This article appears in the Witness section of the Summer 2019 issue of the New Humanist. Subscribe today.

In April, the world watched as flames consumed Notre Dame, the 850-year-old cathedral in Paris. The fire broke out under the roof; the cathedral was undergoing structural work to repair years of damage from weather and pollution. In the hours it took to put out the blaze, the iconic spire fell and the roof was destroyed. The upper walls of the building were severely damaged, along with some works of art and religious relics, although many others were moved to safety early in the fire. The disaster was met with an outpouring of grief from people in France and around the world. Within a few days, over €1 billion had been raised to renovate Notre Dame – a reconstruction which is expected to take decades.

This expression of grief transcended the religiosity of the cathedral, which is an architectural wonder and cultural monument as well as a site of worship. Notre Dame is part of the UNESCO World Heritage site that spans the banks of the Seine in Paris.

It did not take long for the disaster to be politicised.
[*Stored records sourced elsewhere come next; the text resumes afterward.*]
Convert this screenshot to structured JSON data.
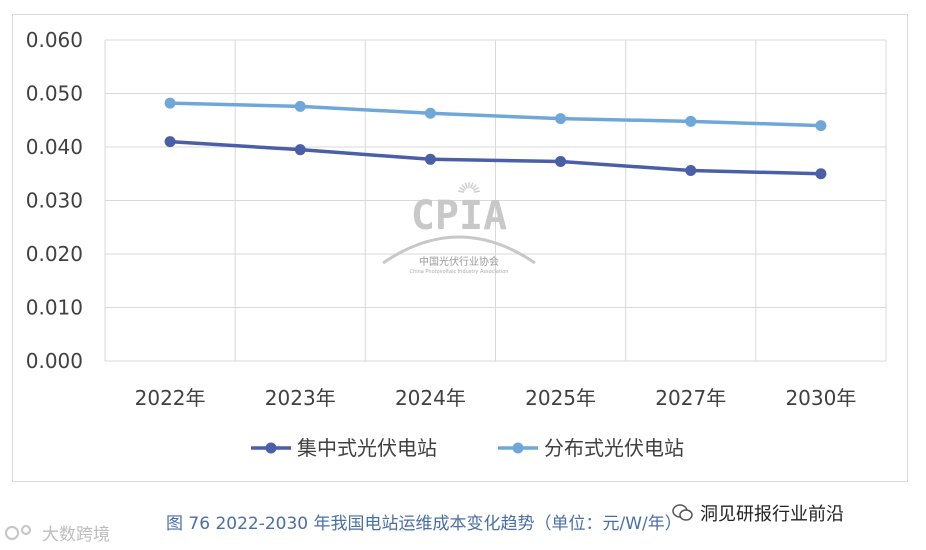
{
  "chart_data": {
    "type": "line",
    "categories": [
      "2022年",
      "2023年",
      "2024年",
      "2025年",
      "2027年",
      "2030年"
    ],
    "series": [
      {
        "name": "集中式光伏电站",
        "values": [
          0.041,
          0.0395,
          0.0377,
          0.0373,
          0.0356,
          0.035
        ],
        "color": "#4a5fa8"
      },
      {
        "name": "分布式光伏电站",
        "values": [
          0.0482,
          0.0476,
          0.0463,
          0.0453,
          0.0448,
          0.044
        ],
        "color": "#6fa8d8"
      }
    ],
    "yticks": [
      "0.000",
      "0.010",
      "0.020",
      "0.030",
      "0.040",
      "0.050",
      "0.060"
    ],
    "ylim": [
      0,
      0.06
    ],
    "grid": true,
    "legend_position": "bottom"
  },
  "watermark": {
    "logo": "CPIA",
    "org_cn": "中国光伏行业协会",
    "org_en": "China Photovoltaic Industry Association"
  },
  "caption": "图 76   2022-2030 年我国电站运维成本变化趋势（单位：元/W/年）",
  "source_tag": "洞见研报行业前沿",
  "bottom_watermark": "大数跨境"
}
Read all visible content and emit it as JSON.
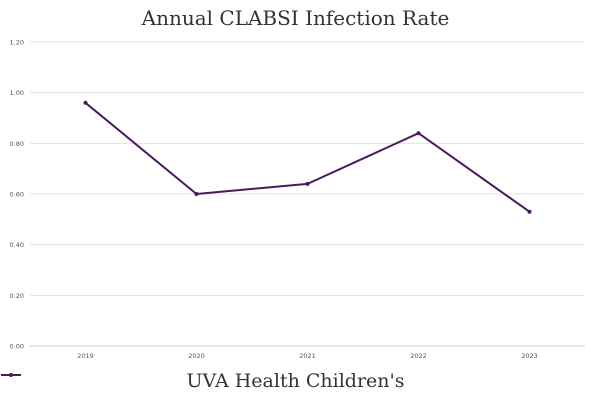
{
  "chart_data": {
    "type": "line",
    "title": "Annual CLABSI Infection Rate",
    "categories": [
      "2019",
      "2020",
      "2021",
      "2022",
      "2023"
    ],
    "series": [
      {
        "name": "UVA Health Children's",
        "values": [
          0.96,
          0.6,
          0.64,
          0.84,
          0.53
        ],
        "color": "#4b1a5c"
      }
    ],
    "yticks": [
      "0.00",
      "0.20",
      "0.40",
      "0.60",
      "0.80",
      "1.00",
      "1.20"
    ],
    "ylim": [
      0,
      1.2
    ],
    "grid": true,
    "legend": "bottom"
  }
}
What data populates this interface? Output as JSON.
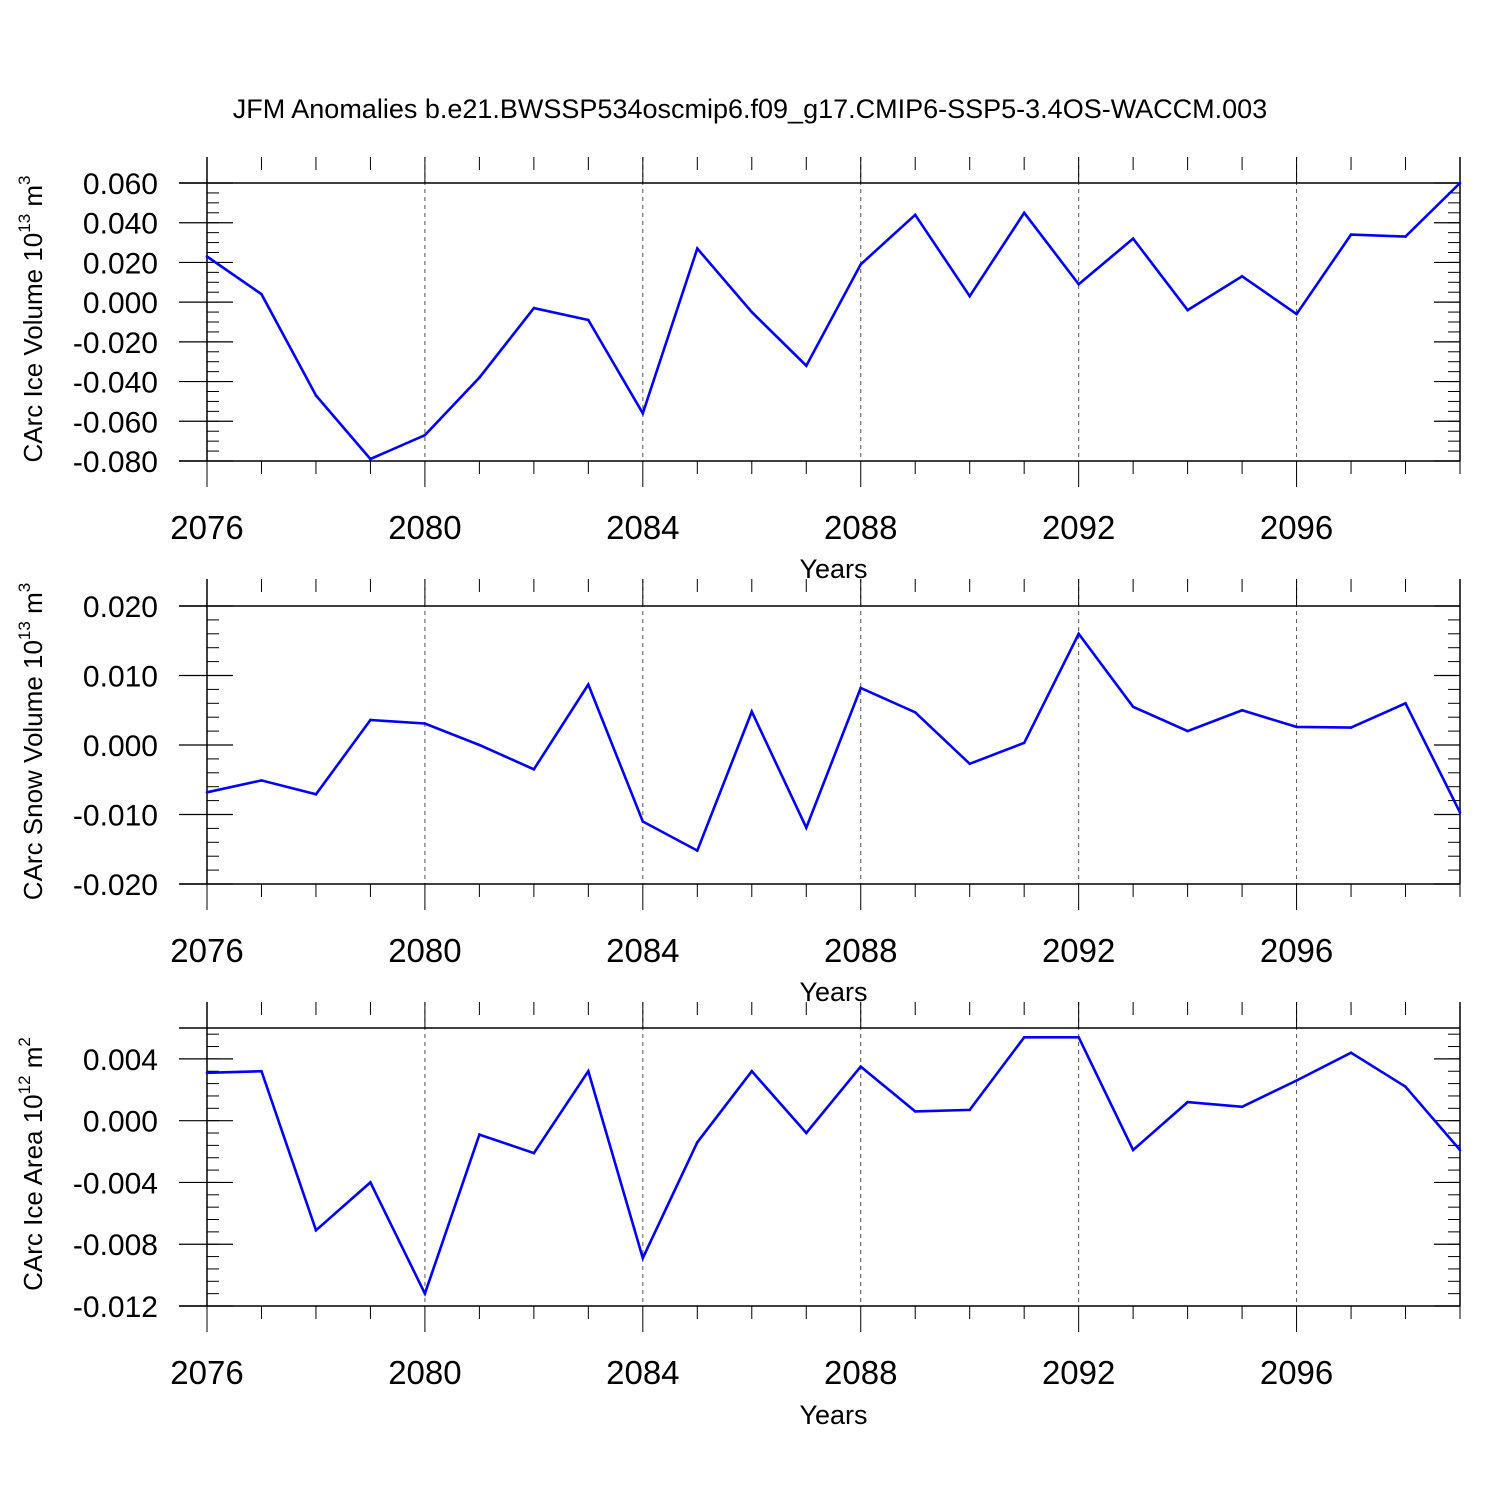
{
  "title": "JFM Anomalies b.e21.BWSSP534oscmip6.f09_g17.CMIP6-SSP5-3.4OS-WACCM.003",
  "colors": {
    "line": "#0000ff",
    "axis": "#000000",
    "grid": "#555555"
  },
  "chart_data": [
    {
      "type": "line",
      "ylabel_main": "CArc Ice Volume 10",
      "ylabel_exp": "13",
      "ylabel_unit": " m",
      "ylabel_unit_exp": "3",
      "xlabel": "Years",
      "x_tick_labels": [
        "2076",
        "2080",
        "2084",
        "2088",
        "2092",
        "2096"
      ],
      "y_tick_labels": [
        "0.060",
        "0.040",
        "0.020",
        "0.000",
        "-0.020",
        "-0.040",
        "-0.060",
        "-0.080"
      ],
      "ylim": [
        -0.08,
        0.06
      ],
      "xlim": [
        2076,
        2099
      ],
      "grid": "vertical dashed at major x ticks",
      "x": [
        2076,
        2077,
        2078,
        2079,
        2080,
        2081,
        2082,
        2083,
        2084,
        2085,
        2086,
        2087,
        2088,
        2089,
        2090,
        2091,
        2092,
        2093,
        2094,
        2095,
        2096,
        2097,
        2098,
        2099
      ],
      "values": [
        0.023,
        0.004,
        -0.047,
        -0.079,
        -0.067,
        -0.038,
        -0.003,
        -0.009,
        -0.056,
        0.027,
        -0.005,
        -0.032,
        0.019,
        0.044,
        0.003,
        0.045,
        0.009,
        0.032,
        -0.004,
        0.013,
        -0.006,
        0.034,
        0.033,
        0.06
      ]
    },
    {
      "type": "line",
      "ylabel_main": "CArc Snow Volume 10",
      "ylabel_exp": "13",
      "ylabel_unit": " m",
      "ylabel_unit_exp": "3",
      "xlabel": "Years",
      "x_tick_labels": [
        "2076",
        "2080",
        "2084",
        "2088",
        "2092",
        "2096"
      ],
      "y_tick_labels": [
        "0.020",
        "0.010",
        "0.000",
        "-0.010",
        "-0.020"
      ],
      "ylim": [
        -0.02,
        0.02
      ],
      "xlim": [
        2076,
        2099
      ],
      "grid": "vertical dashed at major x ticks",
      "x": [
        2076,
        2077,
        2078,
        2079,
        2080,
        2081,
        2082,
        2083,
        2084,
        2085,
        2086,
        2087,
        2088,
        2089,
        2090,
        2091,
        2092,
        2093,
        2094,
        2095,
        2096,
        2097,
        2098,
        2099
      ],
      "values": [
        -0.0068,
        -0.0051,
        -0.0071,
        0.0036,
        0.0031,
        0.0,
        -0.0035,
        0.0087,
        -0.011,
        -0.0152,
        0.0048,
        -0.0119,
        0.0082,
        0.0047,
        -0.0027,
        0.0003,
        0.016,
        0.0055,
        0.002,
        0.005,
        0.0026,
        0.0025,
        0.006,
        -0.0097
      ]
    },
    {
      "type": "line",
      "ylabel_main": "CArc Ice Area 10",
      "ylabel_exp": "12",
      "ylabel_unit": " m",
      "ylabel_unit_exp": "2",
      "xlabel": "Years",
      "x_tick_labels": [
        "2076",
        "2080",
        "2084",
        "2088",
        "2092",
        "2096"
      ],
      "y_tick_labels": [
        "0.004",
        "0.000",
        "-0.004",
        "-0.008",
        "-0.012"
      ],
      "ylim": [
        -0.012,
        0.006
      ],
      "xlim": [
        2076,
        2099
      ],
      "grid": "vertical dashed at major x ticks",
      "x": [
        2076,
        2077,
        2078,
        2079,
        2080,
        2081,
        2082,
        2083,
        2084,
        2085,
        2086,
        2087,
        2088,
        2089,
        2090,
        2091,
        2092,
        2093,
        2094,
        2095,
        2096,
        2097,
        2098,
        2099
      ],
      "values": [
        0.0031,
        0.0032,
        -0.0071,
        -0.004,
        -0.0112,
        -0.0009,
        -0.0021,
        0.0032,
        -0.0089,
        -0.0014,
        0.0032,
        -0.0008,
        0.0035,
        0.0006,
        0.0007,
        0.0054,
        0.0054,
        -0.0019,
        0.0012,
        0.0009,
        0.0026,
        0.0044,
        0.0022,
        -0.0019
      ]
    }
  ]
}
As the fire blazed, the right-wing British commentator Katie Hopkins said it was “a terrifying manifestation of the truth of Judeo-Christian cultures [in] Western Europe. We are aflame. And powerless to quell the fire.” Polish president Andrzej Duda, who has been endorsed by far-right groups, called for a rebuilding of the cathedral as a symbolic reconstruction of Europe on its “real, historical, Judeo-Christian foundation”.

The term “Judeo-Christian” has long historic roots, and is said by some to form the basis of Western civilisation, invoking the shared values and connected fates of these two faiths. It references the fact that Christianity was derived from Judaism, and that both religions use the Torah. In the US in the mid-20th century, it became a shorthand for ethics such as the dignity of human life, common decency and support for traditional family values. Yet today it is most often used to draw a line between imagined Christian values and a perceived threat of Muslim immigration.

Several prominent Jewish commentators have pointed out that the term elides the fact that Jews have often experienced persecution in Christian-majority European countries. After Donald Trump used the term in 2017, Rabbi Jill Jacobs wrote on Twitter that “much of ‘Judeo-Christian’ tradition involves centuries of Christians trying to kill us,” adding, “if you mean ‘not Muslim’ say it.”

The description of the Notre Dame fire as an assault on the “Judeo-Christian” heritage of Europe, used by far-right figures, demonstrates this charged political use of the term, rather than any serious historical commentary.